Nous connaissons la civilisation de l’Indus (éteinte vers 1700 avant notre ère) grâce aux découvertes archéologiques effectuées sur les sites de Mohenjodaro et Harappa (Pakistan), de Lothal (Gujarat) et de Ganganagar (nord du Rajasthan). Poteries, bijoux, sceaux et statuettes laissent entrevoir l’existence d’une civilisation élaborée. En revanche, nous ne possédons aucun monument témoignant d’un art aryen. Cette absence ouvre la porte à toutes les spéculations sur ces fameux envahisseurs qui seraient arrivés dans le nord-ouest de la péninsule à partir du XVIIe siècle avant notre ère. La religion védique se limitant à des sacrifices, les Aryens n’édifiaient sans doute que de simples autels, peut-être abrités par des temples en bois ou en terre. Avec l’essor du bouddhisme, apparaissent des constructions en pierre, des stupa et colonnes érigés par l’empereur Ashoka pour publier ses édits (IIIe siècle av. J.-C.).
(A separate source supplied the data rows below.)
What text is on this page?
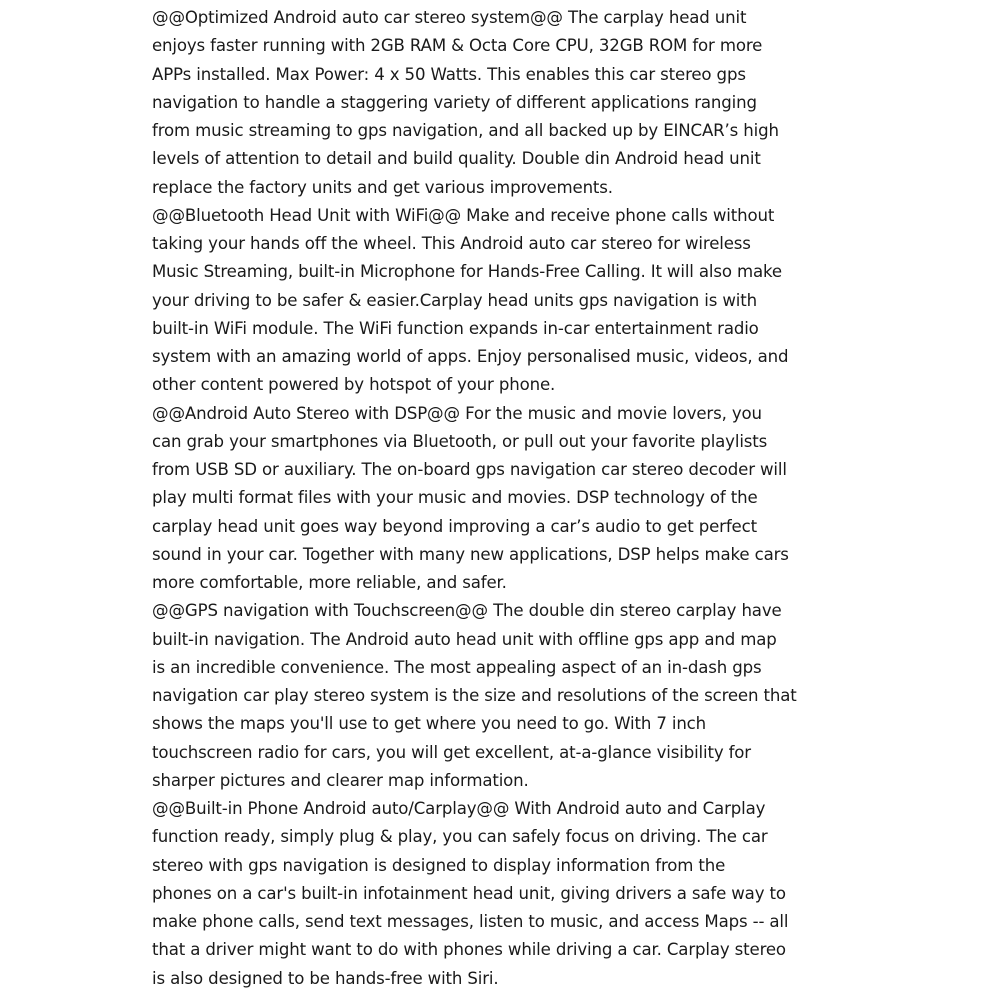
@@Optimized Android auto car stereo system@@ The carplay head unit
enjoys faster running with 2GB RAM & Octa Core CPU, 32GB ROM for more
APPs installed. Max Power: 4 x 50 Watts. This enables this car stereo gps
navigation to handle a staggering variety of different applications ranging
from music streaming to gps navigation, and all backed up by EINCAR’s high
levels of attention to detail and build quality. Double din Android head unit
replace the factory units and get various improvements.

@@Bluetooth Head Unit with WiFi@@ Make and receive phone calls without
taking your hands off the wheel. This Android auto car stereo for wireless
Music Streaming, built-in Microphone for Hands-Free Calling. It will also make
your driving to be safer & easier.Carplay head units gps navigation is with
built-in WiFi module. The WiFi function expands in-car entertainment radio
system with an amazing world of apps. Enjoy personalised music, videos, and
other content powered by hotspot of your phone.

@@Android Auto Stereo with DSP@@ For the music and movie lovers, you
can grab your smartphones via Bluetooth, or pull out your favorite playlists
from USB SD or auxiliary. The on-board gps navigation car stereo decoder will
play multi format files with your music and movies. DSP technology of the
carplay head unit goes way beyond improving a car’s audio to get perfect
sound in your car. Together with many new applications, DSP helps make cars
more comfortable, more reliable, and safer.

@@GPS navigation with Touchscreen@@ The double din stereo carplay have
built-in navigation. The Android auto head unit with offline gps app and map
is an incredible convenience. The most appealing aspect of an in-dash gps
navigation car play stereo system is the size and resolutions of the screen that
shows the maps you'll use to get where you need to go. With 7 inch
touchscreen radio for cars, you will get excellent, at-a-glance visibility for
sharper pictures and clearer map information.

@@Built-in Phone Android auto/Carplay@@ With Android auto and Carplay
function ready, simply plug & play, you can safely focus on driving. The car
stereo with gps navigation is designed to display information from the
phones on a car's built-in infotainment head unit, giving drivers a safe way to
make phone calls, send text messages, listen to music, and access Maps -- all
that a driver might want to do with phones while driving a car. Carplay stereo
is also designed to be hands-free with Siri.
Ainsi, le grand stūpa de Sanchi, à 50 km de Bhopal, est le plus ancien sanctuaire bouddhique en pierre de l’Inde. Bâti il y a 3 millénaires, il est toujours debout et témoigne de l’origine de l’architecture bouddhique. Cependant, les premières statues du Bouddha ne voient le jour qu’au début de notre ère, en Afghanistan près de Kandahar (école « gréco-bouddhique » du Gandhara) et à Mathura dans l’actuel État indien de l’Uttar Pradesh, sous la dynastie Kushan (Ier-IIIe siècle). Les artistes afghans, lointains descendants des sculpteurs arrivés avec Alexandre le Grand, ont alors conservé une finesse d’exécution qui influencera l’art hindou ultérieur, au Rajasthan particulièrement.

L’âge moghol

L’installation du sultanat de Delhi, à la fin du XIIe siècle, s’accompagne d’une destruction systématique des temples hindous remplacés par des mosquées. Pour les bâtir, les sultans emploient des artisans locaux, ce qui explique une certaine continuité, particulièrement dans les ornementations très riches des premiers édifices. Les versets coraniques gravés dans la pierre remplacent désormais les images des dieux. À Delhi, au début de 1200, Qutb-ut-Din-Aibak, le général qui a établi le sultanat, ordonne la construction du complexe du Qutub Minar comme le symbole du pouvoir de la nouvelle dynastie. Ce minaret est bâti en grès rouge qui provient de la destruction des temples jaïns et hindou. Richement décoré de motifs géométriques et d'inscriptions coraniques, c’est la plus haute tour de pierre en Inde. Le minaret s'élève à 73 mètres et sert de marqueur aux nouvelles populations musulmanes. Au nord-est du Minar, la mosquée Quwwat-ul-Islam construite par Qutub-ud-Din Aibak en 1198 apr. J.-C. est à voir. C'est la plus ancienne mosquée du pays. Petit à petit, l’influence iranienne se fait de plus en plus sentir, surtout après l’arrivée des Moghols au XVIe siècle. La puissante dynastie fait venir de nombreux artistes d’Iran. Elle est remarquable par la splendeur de ses tombeaux. Malgré l’interdiction coranique de représenter des êtres vivants, les empereurs Humayum et surtout Akbar, l’amoureux des lettres et des arts, favorisent l’essor des miniatures, elles aussi inspirées de l’Iran. L’école moghole reprend surtout des scènes de cour évoquant un style de vie très lointain de la rigueur islamique. Sous le règne de Shah Jahan seront construits le Lal Qila (Fort Rouge), flamboyante citadelle qui doit son nom à ses imposants murs d’enceinte en grès rouge et la Jama Masjid (la grande mosquée de Delhi). La plus grande mosquée d’Inde recouverte de grès rouge et de marbre, comme le Fort Rouge (classé depuis 2007 au patrimoine mondial de l’Unesco), révèlent la splendeur de la dynastie des Moghols. Mais ce qui va marquer l’apogée de l’architecture moghole, c’est la construction du Taj Mahal d’Agra.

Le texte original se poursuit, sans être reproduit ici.